In a statement, the New York-based body urged Egyptian authorities to immediately disclose their whereabouts and hold those responsible to account.
“Egyptian security forces have apparently snatched up dozens of people without a word about where they are or what has happened to them,” said Joe Stork, deputy Middle East director of the organization.
“The failure of the public prosecution to seriously investigate these cases reinforces the nearly absolute impunity that security forces have enjoyed under President [Abdel Fattah] Al-Sisi”, Stork added.
Enforced disappearances constitute a violation of international human rights law. If carried out systematically as a matter of policy, they are a crime against humanity.
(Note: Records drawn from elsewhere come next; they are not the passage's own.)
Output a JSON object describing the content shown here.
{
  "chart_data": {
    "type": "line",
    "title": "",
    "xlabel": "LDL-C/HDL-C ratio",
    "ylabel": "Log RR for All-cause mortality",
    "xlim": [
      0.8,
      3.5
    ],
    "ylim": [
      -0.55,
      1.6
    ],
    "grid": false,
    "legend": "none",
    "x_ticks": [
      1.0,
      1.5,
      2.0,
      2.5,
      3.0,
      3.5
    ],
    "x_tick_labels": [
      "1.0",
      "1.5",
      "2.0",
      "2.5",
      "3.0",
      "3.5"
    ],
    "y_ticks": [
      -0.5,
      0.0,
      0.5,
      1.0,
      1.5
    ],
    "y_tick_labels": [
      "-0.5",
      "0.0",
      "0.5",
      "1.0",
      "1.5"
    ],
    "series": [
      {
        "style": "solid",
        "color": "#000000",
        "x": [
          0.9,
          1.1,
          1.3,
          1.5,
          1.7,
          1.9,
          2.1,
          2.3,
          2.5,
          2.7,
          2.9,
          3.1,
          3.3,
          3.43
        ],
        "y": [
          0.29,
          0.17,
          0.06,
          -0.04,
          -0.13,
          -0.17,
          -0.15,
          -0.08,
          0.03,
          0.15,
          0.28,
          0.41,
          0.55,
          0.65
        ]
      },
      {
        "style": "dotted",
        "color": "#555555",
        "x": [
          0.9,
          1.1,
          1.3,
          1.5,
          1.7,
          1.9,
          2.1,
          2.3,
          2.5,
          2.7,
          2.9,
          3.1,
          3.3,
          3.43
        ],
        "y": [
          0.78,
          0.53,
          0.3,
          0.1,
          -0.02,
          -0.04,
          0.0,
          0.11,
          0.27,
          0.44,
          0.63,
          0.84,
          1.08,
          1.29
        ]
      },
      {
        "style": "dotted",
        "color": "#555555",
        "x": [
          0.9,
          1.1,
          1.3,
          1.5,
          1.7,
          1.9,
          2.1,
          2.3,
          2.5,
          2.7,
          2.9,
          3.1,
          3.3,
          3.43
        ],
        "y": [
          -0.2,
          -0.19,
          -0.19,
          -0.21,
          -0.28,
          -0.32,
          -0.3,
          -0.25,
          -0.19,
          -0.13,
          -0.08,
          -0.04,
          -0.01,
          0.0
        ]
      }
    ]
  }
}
The watchdog group said Egypt’s allies should not participate in any assistance to the country’s internal security forces until Egypt transparently investigates serious abuses such as alleged enforced disappearances.
Egypt has been dogged by instability since Mohammed Morsi, the country’s first democratically elected president, was overthrown in a military coup led by Al-Sisi on July 3, 2013.
In the two years since, the Egyptian regime has waged a harsh crackdown on political dissent that has left hundreds of the regime’s opponents dead and tens of thousands behind bars.
Human Rights Watch said it has documented the cases of five people forcibly disappeared and two people most likely forcibly disappeared between April 2014 and June 2015.
In three of the cases, the victims were last seen in the custody of state officials, although state authorities initially denied that the persons in question had been detained or refused to reveal their whereabouts, it said.
In three cases, relatives and others who knew the disappeared said that security forces had apprehended the victims. A doctor who was disappeared in April 2014 remains unaccounted for.
“The crime of enforced disappearance may simultaneously violate multiple non-derogable human rights protections – rights that cannot be suspended – including the right to life, freedom from torture or inhuman and degrading treatment, and freedom from arbitrary arrest and detention”, the group said.
“It is also an ongoing violation that continues so long as the disappeared person remains missing”, it added.